The Inter-American Dialogue magazine recently asked me (and others) this question:
Earlier this year, the Carlos Slim Foundation and online education company Coursera announced they have entered a partnership aimed at increasing access to online educational content in Spanish and focused on job skills and employability. Is this a good model for developing human capital? How is access to online programs and tools changing the discussion about education reforms in the region?
The short answers are available in the May 22, 2014 edition of the magazine (the copyrighted material was uploaded here with permission).

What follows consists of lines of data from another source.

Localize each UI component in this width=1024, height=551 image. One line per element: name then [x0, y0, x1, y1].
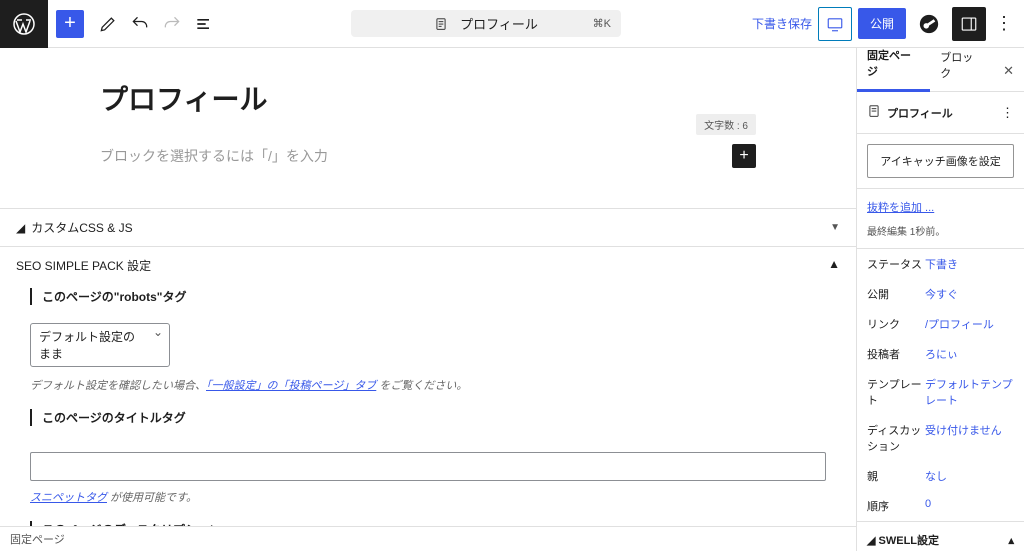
parent-value[interactable]: なし	[925, 468, 1014, 484]
toolbar-center: プロフィール ⌘K	[220, 10, 752, 37]
breadcrumb[interactable]: 固定ページ	[0, 526, 856, 551]
toolbar-left: +	[0, 0, 220, 47]
shortcut-label: ⌘K	[593, 17, 611, 30]
jetpack-icon[interactable]	[912, 7, 946, 41]
chevron-up-icon: ▴	[1008, 534, 1014, 547]
seo-panel: SEO SIMPLE PACK 設定 ▲ このページの"robots"タグ デフ…	[0, 246, 856, 551]
last-edited: 最終編集 1秒前。	[867, 223, 1014, 238]
tab-page[interactable]: 固定ページ	[857, 48, 930, 92]
sidebar-page-header: プロフィール ⋮	[857, 92, 1024, 134]
robots-label: このページの"robots"タグ	[42, 288, 826, 305]
settings-sidebar: 固定ページ ブロック ✕ プロフィール ⋮ アイキャッチ画像を設定 抜粋を追加 …	[856, 48, 1024, 551]
page-title[interactable]: プロフィール	[100, 78, 756, 118]
page-icon	[867, 104, 881, 121]
publish-value[interactable]: 今すぐ	[925, 286, 1014, 302]
block-placeholder[interactable]: ブロックを選択するには「/」を入力 +	[88, 144, 768, 168]
tab-block[interactable]: ブロック	[930, 48, 993, 91]
add-block-button[interactable]: +	[56, 10, 84, 38]
chevron-up-icon[interactable]: ▲	[828, 257, 840, 274]
title-tag-label: このページのタイトルタグ	[42, 409, 826, 426]
robots-help: デフォルト設定を確認したい場合、「一般設定」の「投稿ページ」タブ をご覧ください…	[30, 377, 826, 393]
document-overview-icon[interactable]	[188, 6, 220, 42]
add-excerpt-link[interactable]: 抜粋を追加 ...	[867, 199, 1014, 215]
wordpress-icon	[12, 12, 36, 36]
document-title-pill[interactable]: プロフィール ⌘K	[351, 10, 621, 37]
toolbar-right: 下書き保存 公開 ⋮	[752, 7, 1024, 41]
swell-mark-icon: ◢	[867, 535, 875, 547]
snippet-help: スニペットタグ が使用可能です。	[30, 489, 826, 505]
char-count-badge: 文字数 : 6	[696, 114, 756, 135]
order-value[interactable]: 0	[925, 498, 1014, 514]
settings-panel-toggle[interactable]	[952, 7, 986, 41]
seo-panel-title: SEO SIMPLE PACK 設定	[16, 257, 151, 274]
document-title: プロフィール	[460, 14, 538, 33]
title-tag-input[interactable]	[30, 452, 826, 481]
placeholder-hint: ブロックを選択するには「/」を入力	[100, 146, 328, 166]
save-draft-link[interactable]: 下書き保存	[752, 15, 812, 32]
editor-canvas: プロフィール 文字数 : 6 ブロックを選択するには「/」を入力 + ◢カスタム…	[0, 48, 856, 551]
discussion-value[interactable]: 受け付けません	[925, 422, 1014, 454]
top-toolbar: + プロフィール ⌘K 下書き保存 公開 ⋮	[0, 0, 1024, 48]
sidebar-tabs: 固定ページ ブロック ✕	[857, 48, 1024, 92]
robots-select[interactable]: デフォルト設定のまま	[30, 323, 170, 367]
main-area: プロフィール 文字数 : 6 ブロックを選択するには「/」を入力 + ◢カスタム…	[0, 48, 1024, 551]
add-block-inline-button[interactable]: +	[732, 144, 756, 168]
robots-help-link[interactable]: 「一般設定」の「投稿ページ」タブ	[206, 380, 376, 392]
wordpress-logo[interactable]	[0, 0, 48, 48]
page-summary-rows: ステータス下書き 公開今すぐ リンク/プロフィール 投稿者ろにぃ テンプレートデ…	[857, 249, 1024, 522]
swell-mark-icon: ◢	[16, 221, 25, 235]
page-icon	[434, 16, 450, 32]
swell-panel-header[interactable]: ◢ SWELL設定 ▴	[857, 522, 1024, 551]
author-value[interactable]: ろにぃ	[925, 346, 1014, 362]
link-value[interactable]: /プロフィール	[925, 316, 1014, 332]
template-value[interactable]: デフォルトテンプレート	[925, 376, 1014, 408]
close-icon[interactable]: ✕	[993, 51, 1024, 91]
redo-icon[interactable]	[156, 6, 188, 42]
more-options-icon[interactable]: ⋮	[992, 13, 1016, 34]
set-featured-image-button[interactable]: アイキャッチ画像を設定	[867, 144, 1014, 178]
edit-tool-icon[interactable]	[92, 6, 124, 42]
status-value[interactable]: 下書き	[925, 256, 1014, 272]
chevron-down-icon: ▼	[830, 222, 840, 233]
undo-icon[interactable]	[124, 6, 156, 42]
page-actions-icon[interactable]: ⋮	[1001, 105, 1014, 121]
snippet-link[interactable]: スニペットタグ	[30, 492, 107, 504]
publish-button[interactable]: 公開	[858, 8, 906, 39]
preview-button[interactable]	[818, 7, 852, 41]
custom-css-js-panel[interactable]: ◢カスタムCSS & JS ▼	[0, 208, 856, 246]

This is a good question to ask as since foundations are keen to invest on the translation of educational resources to languages that are less represented online (a recent example is Lemann Foundation’s work in portuguese, with Khan Academy). The target group has a name of its own — nem-nem, or ni-nis — which references those of school age which are neither in school nor working. How to provide job-related and “employability” skills to this target group has been the subject of a recent report by McKinsey which is used by many organizations to frame projects that aim to fill the gap. How can we educate this group of youth who, at least in theory, are not being supported by the schooling system? Are online portals, resources, and communities possible contributors to the learning ecosystem of these youngsters; and could they, ultimately help them land a job? While this line of questioning does not address the goals of such projects (what job, and what curriculum we are talking about, for example), it does help us frame these large investments in “human capital”, how they articulate with larger concerns in emerging learning environments, and the limitations of such structures in answering the “ills” of the formal educational system.